Я делаю вдох и открываю рот, чувствуя себя странно. Как ребенок, но в то же время так сильно возбуждена, что это должно быть незаконно. Отчасти это желание связано с тем, что кто-то заботится обо мне, обволакивает меня и обеспечивает защиту, о которой я и не мечтала. И почему-то это вызывает странный вид вожделения, которого я раньше не испытывала.
Коротко закрыв глаза, я думаю о Гвен, и это заставляет ощущение медленно угасать.
— Она когда-нибудь спрашивает обо мне?
Мой голос звучит тихо в тишине столовой.
Кингсли продолжает непрерывно кормить меня, выражение его лица пустое, но это не гневное выражение, которое он использует, маскируя своих демонов. Это более нейтральное выражение, как когда он находится в статичном состоянии, что бывает чертовски редко.
— Она спрашивала несколько дней назад. Снова поздоровалась и спросила, не доставляю ли я тебе хлопот.
— Ты… никогда не говорил мне об этом.
— Ты проходила операцию «Избегаю Кингсли», поэтому я не думал, что тебя волнует то, что Гвен должна была рассказать мне о тебе.
Я опускаю голову.
— Ты все равно мог бы мне рассказать.
— Ключевое слово «мог бы». Кроме того, что это изменит? Если ты не перейдешь с ней в наступление, Гвен никогда не посчитает тебя матерью.
— Наступление?
— Значит идти в наступление. Быть активной. Не жди, пока она сама придет к тебе. Это было возможно несколько лет — да что там, даже несколько месяцев назад, — но сейчас она более эмоционально стабильна, благодаря определенному ублюдку, который не будет назван, и поэтому, вероятно, она не испытывает потребности в матери, как раньше.
Мои губы размыкаются.
— Ты только что дал мне совет насчет Гвен? Думала, ты хочешь, чтобы я исчезла из ее жизни.
— Я бы все равно выгнал тебя, если бы это было возможно, но опять же, я забочусь о ней больше всего на свете, так что, если ты ей нужна, я не могу просто стереть тебя или Нейта. Хотя мои убийственные планы в отношении этого ублюдка все еще живы и действуют.
Я смеюсь.
Он сужает глаза.
— Над чем ты смеешься?
— Ни над чем. Ты просто говоришь как очень строгий родитель.
— Я очень строгий родитель, поэтому не могу поверить, что позволил ей выйти замуж за Нейта.
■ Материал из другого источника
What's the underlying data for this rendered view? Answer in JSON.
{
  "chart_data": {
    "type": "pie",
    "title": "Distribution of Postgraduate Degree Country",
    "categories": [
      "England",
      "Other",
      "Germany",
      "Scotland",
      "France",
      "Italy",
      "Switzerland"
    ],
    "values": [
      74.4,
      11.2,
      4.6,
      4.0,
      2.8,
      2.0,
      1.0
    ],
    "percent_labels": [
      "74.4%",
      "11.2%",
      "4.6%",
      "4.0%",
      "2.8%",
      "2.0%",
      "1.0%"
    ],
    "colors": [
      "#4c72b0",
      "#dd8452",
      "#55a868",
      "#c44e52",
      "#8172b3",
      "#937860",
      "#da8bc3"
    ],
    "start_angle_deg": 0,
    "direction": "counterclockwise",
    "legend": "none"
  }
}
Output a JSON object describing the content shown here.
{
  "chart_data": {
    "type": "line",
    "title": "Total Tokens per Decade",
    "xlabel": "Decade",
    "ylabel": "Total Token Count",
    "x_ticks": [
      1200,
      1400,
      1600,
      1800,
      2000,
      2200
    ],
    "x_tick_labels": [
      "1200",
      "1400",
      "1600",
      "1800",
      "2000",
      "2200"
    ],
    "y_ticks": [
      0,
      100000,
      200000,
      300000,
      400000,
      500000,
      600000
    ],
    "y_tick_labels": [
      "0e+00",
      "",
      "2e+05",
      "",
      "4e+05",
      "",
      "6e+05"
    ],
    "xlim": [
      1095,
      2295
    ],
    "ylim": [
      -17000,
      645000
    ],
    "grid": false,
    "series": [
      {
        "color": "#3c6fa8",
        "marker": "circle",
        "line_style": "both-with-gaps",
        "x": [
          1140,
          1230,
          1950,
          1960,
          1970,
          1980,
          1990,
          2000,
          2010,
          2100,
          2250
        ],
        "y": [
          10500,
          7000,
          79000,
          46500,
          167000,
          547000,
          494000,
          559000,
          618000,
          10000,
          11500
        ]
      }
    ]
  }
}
Думаешь, аннулирование брака теперь возможно?
— Боюсь, что нет, если только ты не хочешь стать для Нейта темой о том, как избежать наказания за убийство. Серьезно, не понимаю, почему ты так часто цепляешься к нему по этому поводу. Они оба взрослые люди, влюбленные.
— Он более взрослый и не должен был смотреть в сторону моей гребаной дочери. Тебя не было рядом, поэтому тебе не знакомо чувство, когда ты узнаешь, что твой «брат», который должен был прикрывать тебя, трахает твою дочь под твоей чертовой крышей.
— Туше, придурок. — я отталкиваю его и встаю, с удивлением замечая, что съела почти все, что было в тарелке. — Но в тысячный раз повторяю: я не знала о ее существовании. Хватит винить меня за потерянные двадцать лет.
Я и так достаточно себя виню.
— Чтобы винить тебя, меня это должно волновать, а как уже говорил, мне плевать.
— Пошел на хрен, Кингсли.
— Очень скоро. И начну я с этого ротика.
— Лучше пересмотри свое завещание, потому что я откушу тебе член.
Я показываю ему средний палец и выхожу, сопротивляясь желанию бежать, будто моя задница в огне.
Его злой смех остается со мной еще долго после того, как я выхожу из его дома.